La sua voce risuonò nella stanza vuota, senza ricevere alcuna risposta. Era giusto che si trovasse lì, lo recitava la legge. Aveva tentato un colpo di stato, si era improvvisata attivista contro Jensen e i suoi seguaci, ma qualcosa era andato storto, e la situazione le era sfuggita di mano. Tre uomini spalancarono le porta d'ingresso della stazione di polizia. I primi due erano vestiti completamente di nero, con gli occhiali scuri e un'espressione impassibile. Il terzo, invece, indossava un completo elegante, e un sorriso compiaciuto regnava sul suo volto.

"Ti trovo in splendida forma, cara." Commentò l'uomo in giacca cravatta aprendo leggermente la porta della cella, per poi appogiare al suolo un piatto con del riso in bianco.

"Non mangerò come un animale in gabbia."

"Mi hanno riferito che lo hai detto altre tre volte..."

"Allora forse è il caso di rassegnarsi, perché se lo ficchi bene in quella cazzo di testa, Jensen, lo ripeterò altre dieci, cento, mille volte fino a quando sarò chiusa in questa fottutissima cella!" Sputò la mora a denti stretti.

"Hai quello sguardo. Lo stesso sguardo da felino che aveva tua madre."

Liria colpì le sbarre della cella con il lato della mano, serrata in un pugno tanto stretto da costringere la mora a piantarsi le unghie nei palmi. Aveva gli occhi iniettati di sangue, una coltre di rabbia rendeva più affilate le fattezze del suo volto. A tutti i presenti fu chiaro che, se fosse stata libera, la Anderson difficilmente avrebbe permesso al sindaco di scorgere la luce del sole un'altra volta. L'uomo, come per crogiolarsi in quell'odio che gli graffiava la pelle e che tanto gli era caro, ghignò beffardo.
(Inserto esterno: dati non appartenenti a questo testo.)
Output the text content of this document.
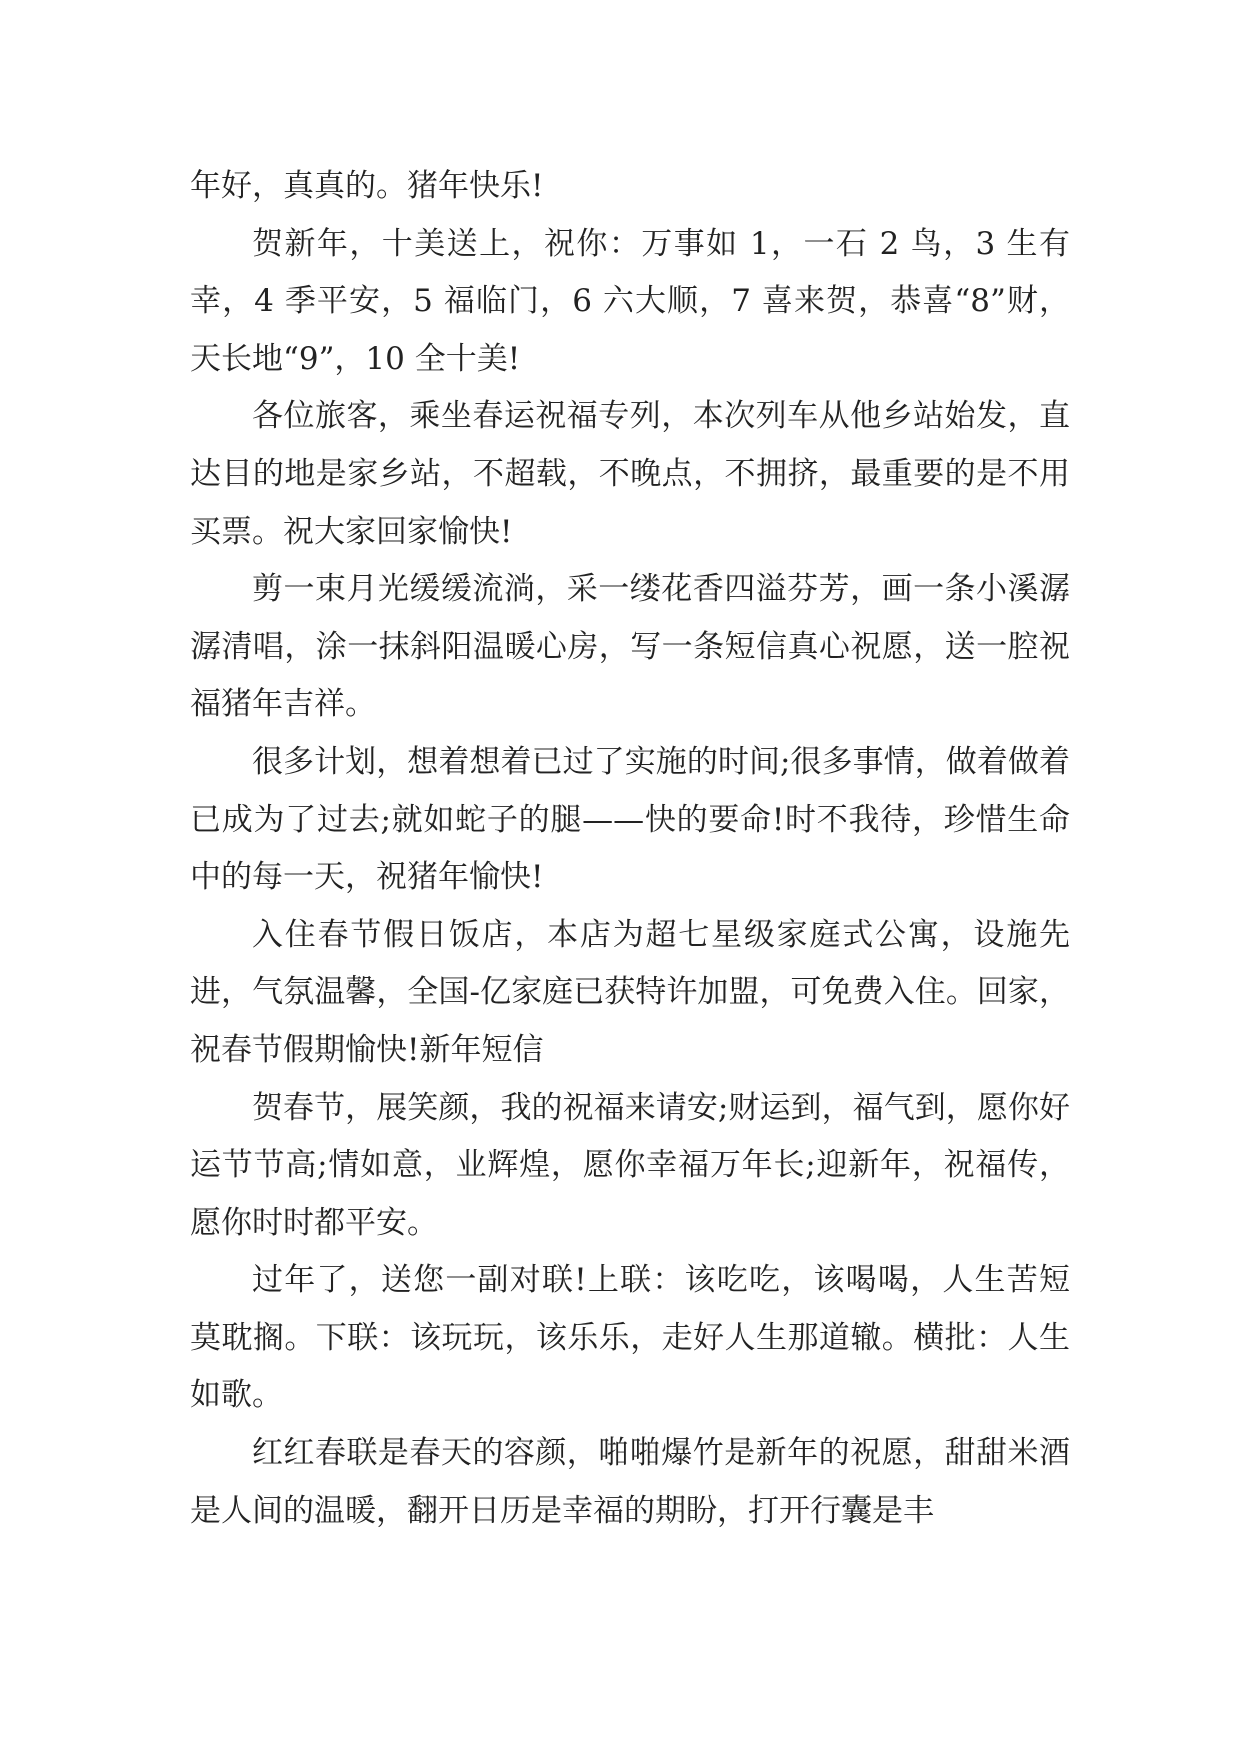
年好，真真的。猪年快乐!

贺新年，十美送上，祝你：万事如 1，一石 2 鸟，3 生有幸，4 季平安，5 福临门，6 六大顺，7 喜来贺，恭喜“8”财，天长地“9”，10 全十美!

各位旅客，乘坐春运祝福专列，本次列车从他乡站始发，直达目的地是家乡站，不超载，不晚点，不拥挤，最重要的是不用买票。祝大家回家愉快!

剪一束月光缓缓流淌，采一缕花香四溢芬芳，画一条小溪潺潺清唱，涂一抹斜阳温暖心房，写一条短信真心祝愿，送一腔祝福猪年吉祥。

很多计划，想着想着已过了实施的时间;很多事情，做着做着已成为了过去;就如蛇子的腿——快的要命!时不我待，珍惜生命中的每一天，祝猪年愉快!

入住春节假日饭店，本店为超七星级家庭式公寓，设施先进，气氛温馨，全国-亿家庭已获特许加盟，可免费入住。回家，祝春节假期愉快!新年短信

贺春节，展笑颜，我的祝福来请安;财运到，福气到，愿你好运节节高;情如意，业辉煌，愿你幸福万年长;迎新年，祝福传，愿你时时都平安。

过年了，送您一副对联!上联：该吃吃，该喝喝，人生苦短莫耽搁。下联：该玩玩，该乐乐，走好人生那道辙。横批：人生如歌。

红红春联是春天的容颜，啪啪爆竹是新年的祝愿，甜甜米酒是人间的温暖，翻开日历是幸福的期盼，打开行囊是丰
"Mi ascolti bene, brutto figlio di puttana, provi a dire un'altra parola su mia madre, e giuro sulla mia stessa vita che..."

Sentì la fredda canna di una pistola appoggiarsi alla sua tempia sinistra, tra una sbarra e l'altra. Deglutì rumorosamente e le sue pupille si dilatarono di paura mentre un brivido freddo la percorreva dalla testa ai piedi, ma fece di tutto per nascondere il suo sgomento, conservando un'espressione di ghiaccio. Uno degli uomini vestiti di nero abbassò l'arma lentamente. Jensen si avvicinò alla cella e le sollevò il mento con due dita.

"Hai la determinazione di tua madre, ma il grilletto facile di tuo padre... Com'è che si dice? L'imbastardimento della razza fortifica la specie..." La ragazza si scansò bruscamente. "Sai quanti danni ha causato la tua stupida rivolta popolare? Sai quanto caos ha provocato?"